He really should have married her!
Anna would never have him. She knows him too damned well on all levels. Which is, perversely, why she's always been so perfect for him. It really is the most tragic of love stories.
To be determined... (but it's definitely [NAFDA])
He really should have married her!
Anna would never have him. She knows him too damned well on all levels. Which is, perversely, why she's always been so perfect for him. It really is the most tragic of love stories.
I wanted someone to make a snarky comment about Eliot knowing the sounds of different types of guns.
It's a very distinctive sound!
I liked last night's ep but Comcast is making it very hard for me. Recorded the wrong version and, I swear, they don't want me to watch this show. So I need a rewatch. Either OnDemand or when the HD re-airs, whichever I find first.
Loved Skerrit and how really unlikable he was.
And then I waved hi at the train station. Because they tend to hide Portland pretty well but it's a very distinctive train station.
I think Eliot "I'm Gonna Punch Somebody" Spencer is the least fucked-up of the whole crew.
I don't think Hardison is fucked up at all. Wacky and nerdy, but not fucked up. Eliot has some anger issues.
I watch The Closer out of reflex. But I find I don't much like the lead character. The rest of the cast is good though--however they're right crap on female representation.
Yeah. The Closer is popcorn. Sometimes I think the character is canonically supposed to be appalling. But I think that is my reading: I think the show thinks she is great cause she gets the bad guys. I think the old mad magazine joke about Colombo applies to her, where 90% of the people Colombo put in jail were innocent people who confessed because they just couldn't take his nagging any more. Like Colombo she is charming, though in a less schlumpy way. Unlike Colombo her character is unlikeable.
I like the Closer - but I'm a procedural ho. What I like about "The Closer" is that for every ep that is pretty predictable, there's another that kind of surprises me.
Yeah well written. Well acted. Well directed. Appalling politics. Of course fictionally everyone she tricks/emotionally blackmails/lies into confessing is guilty. But in real life a high percentage of people who turned out to be innocent confessed. There are all sorts of things cops can legally do that put on powerful enough pressure to cause innocent people to confess. But you don't have to like a character or agree with writers viewpoint to enjoy the show. And of course because of the actress and the writing, a lot of the time I can't help but like her.

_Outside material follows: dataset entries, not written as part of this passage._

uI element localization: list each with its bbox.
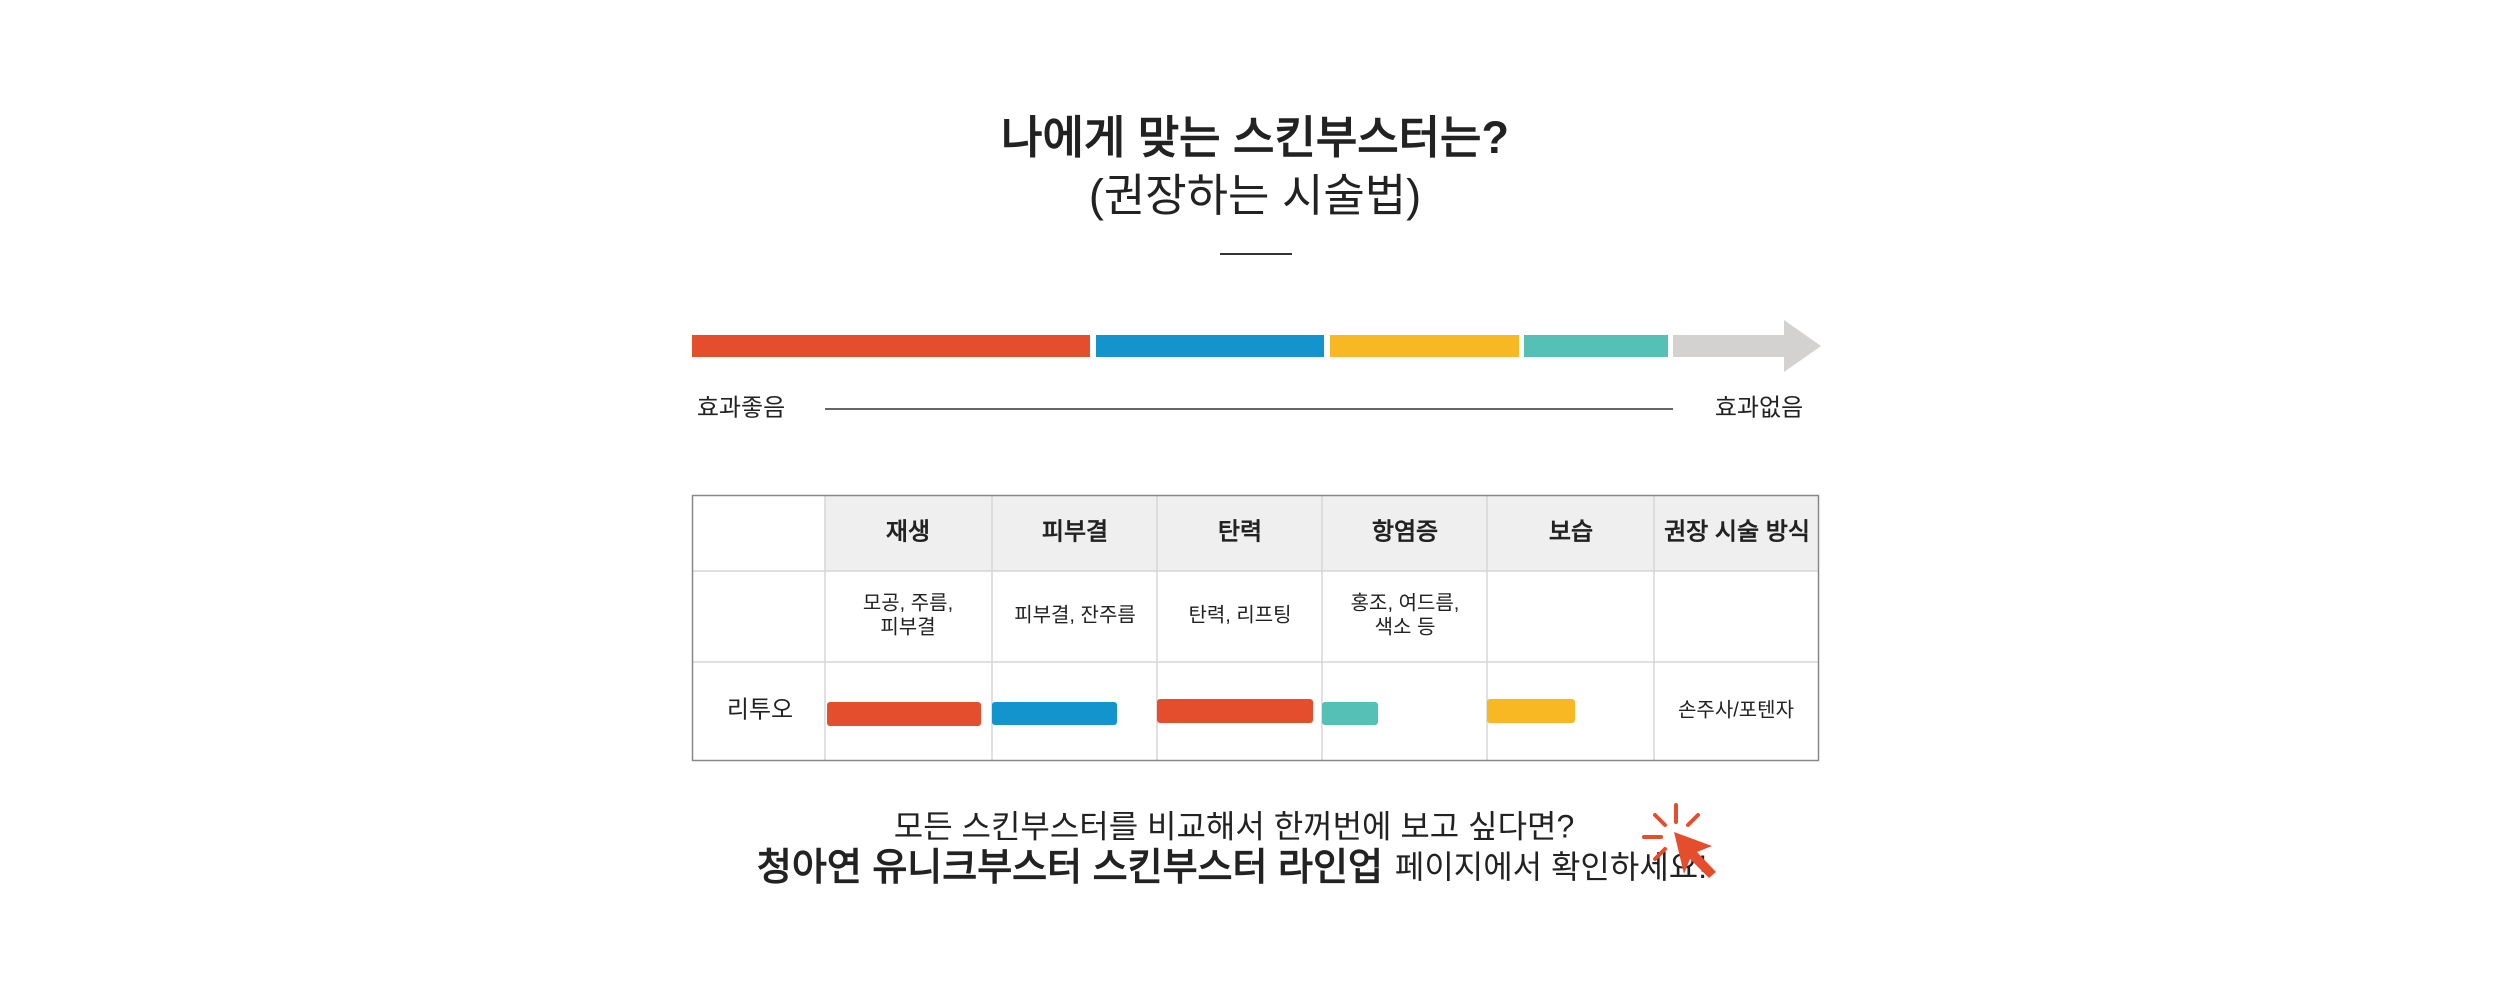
table: 재생 피부결 탄력 항염증 보습 권장 시술 방식 모공, 주름, 피부결 피부… [691, 494, 1820, 762]
effect-text: 홍조, 여드름, [1351, 591, 1460, 614]
spark [1653, 813, 1667, 827]
effect-bar [1487, 699, 1575, 723]
table-border [691, 494, 1820, 762]
title: 나에게 맞는 스킨부스터는? [1001, 112, 1509, 163]
effect-text: 피부결 [880, 615, 935, 638]
footer-question: 모든 스킨부스터를 비교해서 한꺼번에 보고 싶다면? [894, 808, 1575, 844]
scale-segment [1096, 335, 1324, 357]
effect-text: 모공, 주름, [863, 592, 953, 614]
effect-bar [1322, 702, 1378, 725]
scale-right-label: 효과없음 [1715, 394, 1803, 421]
subtitle: (권장하는 시술법) [1089, 170, 1421, 221]
scale-segment [692, 335, 1090, 357]
footer-highlight: 청아연 유니크부스터 스킨부스터 라인업 [757, 847, 1383, 889]
spark [1653, 847, 1667, 861]
scale-segment [1673, 335, 1785, 357]
row-method: 손주사/포텐자 [1678, 698, 1794, 721]
effect-text: 피부결, 잔주름 [1014, 603, 1136, 626]
effect-bar [992, 702, 1117, 725]
column-header: 권장 시술 방식 [1664, 518, 1810, 545]
column-header: 항염증 [1372, 518, 1438, 545]
effect-text: 탄력, 리프팅 [1188, 603, 1291, 626]
effect-bar [827, 702, 981, 726]
column-header: 탄력 [1218, 518, 1262, 545]
scale-left-label: 효과좋음 [697, 394, 785, 421]
footer-cta: 청아연 유니크부스터 스킨부스터 라인업 페이지에서 확인하세요! [757, 847, 1707, 889]
column-header: 보습 [1549, 518, 1593, 545]
scale-segment [1330, 335, 1519, 357]
scale-segment [1524, 335, 1668, 357]
row-name: 리투오 [727, 696, 793, 723]
effect-bar [1157, 699, 1313, 723]
spark [1686, 813, 1700, 827]
cursor-icon [1642, 803, 1716, 878]
column-header: 피부결 [1042, 518, 1108, 545]
footer-tail: 페이지에서 확인하세요! [1395, 849, 1707, 885]
cursor-arrow [1674, 832, 1716, 878]
scale-arrow [1784, 320, 1821, 372]
effect-text: 색소 등 [1375, 615, 1436, 638]
column-header: 재생 [886, 518, 930, 545]
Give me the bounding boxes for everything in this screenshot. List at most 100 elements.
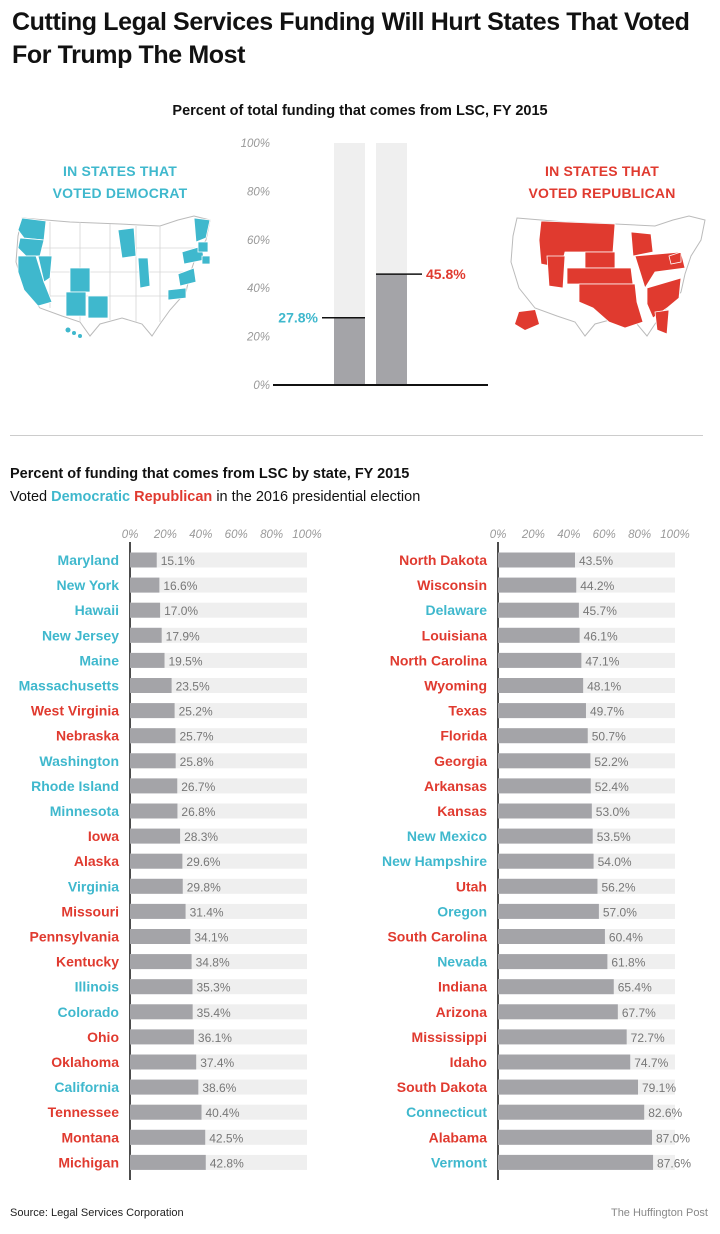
state-row: Hawaii 17.0% — [75, 602, 307, 618]
state-name: Wisconsin — [417, 577, 487, 593]
state-name: West Virginia — [31, 703, 119, 719]
state-value: 50.7% — [592, 730, 626, 744]
state-name: Utah — [456, 878, 487, 894]
state-name: Oklahoma — [51, 1054, 119, 1070]
state-value: 53.0% — [596, 805, 630, 819]
state-bar — [130, 577, 160, 593]
state-row: Montana 42.5% — [61, 1129, 307, 1145]
state-value: 45.7% — [583, 604, 617, 618]
state-x-tick: 60% — [225, 529, 248, 541]
state-x-tick: 40% — [189, 529, 212, 541]
state-name: Arkansas — [424, 778, 487, 794]
state-value: 25.8% — [180, 755, 214, 769]
state-bar — [498, 627, 580, 643]
state-value: 36.1% — [198, 1031, 232, 1045]
state-row: Kentucky 34.8% — [56, 954, 307, 970]
state-name: Vermont — [431, 1154, 487, 1170]
summary-y-tick: 60% — [247, 235, 270, 247]
state-bar — [498, 1079, 639, 1095]
state-row: South Carolina 60.4% — [387, 929, 675, 945]
state-x-tick: 80% — [628, 529, 651, 541]
state-value: 52.4% — [595, 780, 629, 794]
state-bar — [498, 929, 605, 944]
state-bar — [498, 1154, 654, 1170]
republican-map-label-line2: VOTED REPUBLICAN — [528, 185, 676, 201]
state-bar — [498, 577, 577, 593]
state-x-tick: 100% — [660, 529, 689, 541]
state-bar — [130, 778, 178, 794]
state-value: 56.2% — [601, 880, 635, 894]
state-name: Pennsylvania — [30, 929, 120, 945]
state-bar — [130, 1054, 197, 1070]
state-row: Pennsylvania 34.1% — [30, 929, 307, 945]
state-row: Tennessee 40.4% — [48, 1104, 307, 1120]
state-value: 67.7% — [622, 1006, 656, 1020]
state-bar — [130, 1079, 199, 1095]
state-bar — [498, 1129, 652, 1145]
state-bar — [498, 1004, 618, 1020]
state-x-tick: 20% — [153, 529, 177, 541]
state-chart-title: Percent of funding that comes from LSC b… — [10, 466, 410, 482]
state-value: 29.8% — [187, 880, 221, 894]
summary-y-tick: 100% — [241, 138, 270, 150]
subtitle-suffix: in the 2016 presidential election — [216, 489, 421, 505]
summary-y-tick: 80% — [247, 186, 270, 198]
state-bar — [498, 853, 594, 869]
state-bar — [130, 853, 183, 869]
state-value: 16.6% — [163, 579, 197, 593]
state-name: Kansas — [437, 803, 487, 819]
state-name: Virginia — [68, 878, 119, 894]
state-bar — [130, 803, 178, 819]
state-row: Louisiana 46.1% — [422, 627, 675, 643]
state-name: Connecticut — [406, 1104, 487, 1120]
state-x-tick: 0% — [490, 529, 507, 541]
state-bar — [498, 878, 598, 894]
state-name: Maine — [79, 652, 119, 668]
state-value: 74.7% — [634, 1056, 668, 1070]
state-row: Alaska 29.6% — [74, 853, 307, 869]
state-bar — [130, 1004, 193, 1020]
state-value: 87.6% — [657, 1156, 691, 1170]
state-name: Alabama — [429, 1129, 488, 1145]
state-value: 79.1% — [642, 1081, 676, 1095]
state-value: 29.6% — [186, 855, 220, 869]
state-name: Washington — [39, 753, 119, 769]
state-row: New York 16.6% — [56, 577, 307, 593]
state-name: California — [54, 1079, 119, 1095]
state-row: Oregon 57.0% — [437, 903, 675, 919]
state-bar — [130, 1104, 202, 1120]
state-x-tick: 80% — [260, 529, 283, 541]
state-row: Washington 25.8% — [39, 753, 307, 769]
state-row: Connecticut 82.6% — [406, 1104, 682, 1120]
state-row: Maryland 15.1% — [58, 552, 307, 568]
summary-chart: 0% 20% 40% 60% 80% 100% 27.8% 45.8% — [241, 138, 488, 392]
state-name: Illinois — [75, 979, 120, 995]
state-name: Delaware — [426, 602, 488, 618]
state-row: Iowa 28.3% — [88, 828, 307, 844]
state-bar-track — [130, 627, 307, 643]
state-value: 49.7% — [590, 705, 624, 719]
state-value: 17.9% — [166, 629, 200, 643]
state-name: Iowa — [88, 828, 119, 844]
state-name: Rhode Island — [31, 778, 119, 794]
subtitle-republican: Republican — [134, 489, 213, 505]
state-name: Tennessee — [48, 1104, 120, 1120]
state-name: Oregon — [437, 903, 487, 919]
subtitle-prefix: Voted — [10, 489, 48, 505]
state-bar — [498, 1104, 645, 1120]
state-bar — [130, 1129, 206, 1145]
state-name: Mississippi — [412, 1029, 487, 1045]
summary-bar — [376, 274, 407, 385]
state-bar — [130, 878, 183, 894]
state-bar — [498, 954, 608, 970]
state-bar-chart: 0% 20% 40% 60% 80% 100% Maryland 15.1% New York 1… — [19, 529, 691, 1180]
state-row: Idaho 74.7% — [450, 1054, 675, 1070]
state-row: Mississippi 72.7% — [412, 1029, 675, 1045]
state-row: New Jersey 17.9% — [42, 627, 307, 643]
state-row: Minnesota 26.8% — [50, 803, 307, 819]
state-row: Utah 56.2% — [456, 878, 675, 894]
state-name: Maryland — [58, 552, 119, 568]
state-bar — [498, 1029, 627, 1045]
state-bar — [498, 678, 584, 693]
state-row: Rhode Island 26.7% — [31, 778, 307, 794]
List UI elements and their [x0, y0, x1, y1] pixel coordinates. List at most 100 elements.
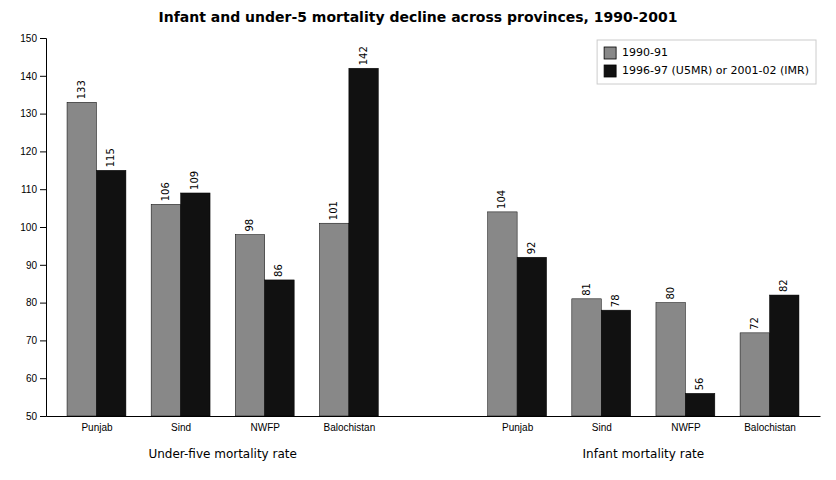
- y-tick-mark: [40, 76, 46, 77]
- y-tick-label: 110: [21, 184, 37, 195]
- bar-series: [67, 102, 769, 416]
- y-tick: 110: [21, 184, 46, 195]
- bar: [151, 204, 180, 416]
- legend-item: 1996-97 (U5MR) or 2001-02 (IMR): [604, 64, 809, 77]
- y-tick-label: 80: [26, 297, 38, 308]
- y-tick-label: 60: [26, 373, 38, 384]
- y-tick: 80: [26, 297, 46, 308]
- y-tick: 90: [26, 260, 46, 271]
- bar: [181, 193, 210, 416]
- y-tick-mark: [40, 227, 46, 228]
- y-tick-label: 130: [20, 108, 37, 119]
- y-tick-label: 150: [20, 33, 37, 44]
- data-label: 115: [105, 148, 116, 167]
- y-tick-mark: [40, 303, 46, 304]
- y-tick-mark: [40, 416, 46, 417]
- y-tick: 60: [26, 373, 46, 384]
- x-tick: Sind: [171, 416, 191, 433]
- y-tick-mark: [40, 189, 46, 190]
- bar: [96, 170, 125, 416]
- legend-label: 1990-91: [622, 46, 668, 59]
- x-tick-label: Sind: [171, 422, 191, 433]
- data-label: 56: [694, 378, 705, 391]
- bar: [656, 303, 685, 416]
- data-label: 72: [749, 317, 760, 330]
- data-label: 82: [778, 279, 789, 292]
- bar: [67, 102, 96, 416]
- x-tick-label: Balochistan: [744, 422, 796, 433]
- x-tick-label: Sind: [592, 422, 612, 433]
- y-tick-mark: [40, 151, 46, 152]
- data-label: 106: [160, 182, 171, 201]
- section-label: Infant mortality rate: [583, 447, 705, 461]
- bar: [770, 295, 799, 416]
- legend: 1990-91 1996-97 (U5MR) or 2001-02 (IMR): [597, 40, 816, 84]
- x-tick-label: NWFP: [251, 422, 281, 433]
- data-label: 81: [581, 283, 592, 296]
- y-tick: 120: [20, 146, 46, 157]
- x-tick-label: Balochistan: [324, 422, 376, 433]
- x-tick: NWFP: [251, 416, 281, 433]
- data-label: 78: [610, 294, 621, 307]
- data-label: 80: [665, 287, 676, 300]
- legend-frame: [597, 40, 816, 84]
- legend-item: 1990-91: [604, 46, 668, 59]
- y-tick-mark: [40, 38, 46, 39]
- bar: [319, 223, 348, 416]
- bar: [685, 393, 714, 416]
- bar: [235, 235, 264, 416]
- x-tick-label: Punjab: [81, 422, 113, 433]
- y-tick-mark: [40, 265, 46, 266]
- bars: [67, 68, 799, 416]
- y-tick-mark: [40, 378, 46, 379]
- data-labels: 133 106 98 101 104 81 80 72 115 109 86 142 92 78 56 82: [76, 46, 789, 390]
- legend-swatch: [604, 47, 616, 59]
- y-tick-label: 100: [20, 222, 37, 233]
- x-tick: Punjab: [502, 416, 534, 433]
- chart: 50 60 70 80 90 100 110 120 130 140 150 Punjab Sind NW…: [0, 0, 836, 480]
- y-tick-mark: [40, 340, 46, 341]
- data-label: 104: [496, 190, 507, 209]
- y-tick: 130: [20, 108, 46, 119]
- y-tick-label: 140: [20, 71, 37, 82]
- legend-label: 1996-97 (U5MR) or 2001-02 (IMR): [622, 64, 809, 77]
- x-tick: Sind: [592, 416, 612, 433]
- bar: [740, 333, 769, 416]
- x-tick: Punjab: [81, 416, 113, 433]
- data-label: 98: [244, 219, 255, 232]
- x-tick-label: NWFP: [671, 422, 701, 433]
- x-tick: NWFP: [671, 416, 701, 433]
- y-tick-label: 120: [20, 146, 37, 157]
- y-tick-mark: [40, 114, 46, 115]
- y-tick-label: 50: [26, 411, 38, 422]
- bar: [488, 212, 517, 416]
- x-tick-label: Punjab: [502, 422, 534, 433]
- data-label: 86: [273, 264, 284, 277]
- y-tick: 70: [26, 335, 46, 346]
- y-tick-label: 90: [26, 260, 38, 271]
- data-label: 101: [328, 201, 339, 220]
- x-axis-line: [47, 416, 821, 417]
- plot: 50 60 70 80 90 100 110 120 130 140 150 Punjab Sind NW…: [20, 33, 820, 461]
- data-label: 109: [189, 171, 200, 190]
- y-tick: 50: [26, 411, 46, 422]
- bar-series: [96, 68, 798, 416]
- data-label: 92: [526, 242, 537, 255]
- data-label: 142: [358, 46, 369, 65]
- title: Infant and under-5 mortality decline acr…: [159, 9, 678, 25]
- x-tick: Balochistan: [744, 416, 796, 433]
- y-axis-line: [40, 39, 47, 417]
- legend-swatch: [604, 65, 616, 77]
- y-tick: 100: [20, 222, 46, 233]
- section-label: Under-five mortality rate: [148, 447, 296, 461]
- x-axis: Punjab Sind NWFP Balochistan Punjab Sind NWFP B…: [47, 416, 821, 433]
- y-axis: 50 60 70 80 90 100 110 120 130 140 150: [20, 33, 46, 422]
- data-label: 133: [76, 80, 87, 99]
- bar: [349, 68, 378, 416]
- bar: [572, 299, 601, 416]
- y-tick: 150: [20, 33, 46, 44]
- bar: [601, 310, 630, 416]
- x-tick: Balochistan: [324, 416, 376, 433]
- y-tick: 140: [20, 71, 46, 82]
- section-labels: Under-five mortality rate Infant mortalit…: [148, 447, 704, 461]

And then I get appalled again.
One of the things that I don't like about procedurals is the way that they broadcast the villain with casting. Tonight, when I saw Bruno Campos, I knew that he had to be the villan because they wouldn't waste a throwaway part on a good actor. Maybe I watch too much TV.
Lifetime thrillers are worse. I was visiting a friend, she had one on and paused it. I said "the blond lady did it."
"Have you seen it?, cause if you have that is not cool". my friend said.
"Oh no", I replied, never see it. "But one of the characters is the viewpoint heroine. One is the sensitive love interest with the rough-hewn exterior who can't be the bad guy. From body language, the three other women are supporting characters. So the blond is the only one left who could be the murderer. "
I don't think Hardison is fucked up at all. Wacky and nerdy, but not fucked up. Eliot has some anger issues.
Of course, that's true. I don't think Hardison is fucked-up at all. (Though given his tendency to choose crime and irresistible attraction to attractive criminals, Sterling might disagree! Hell, Nate might disagree.) But while Eliot has anger issues, he's managing them, which in my book means, "not fucked-up". Fucked-up would be not managing them and letting them fuck up his life, which likely is what happened to him to set him on this particular path. But yeah, still more fucked-up than Hardison.
This post brought to you by the letter "f".
I've just been catching up on JR's blog, and this made me laugh and laugh (addressing Elliot's relative togetherness compared to some of the team):
But I have no problem with a character who's got it pretty together compared to the others. I'm not Whedon, for chrissake.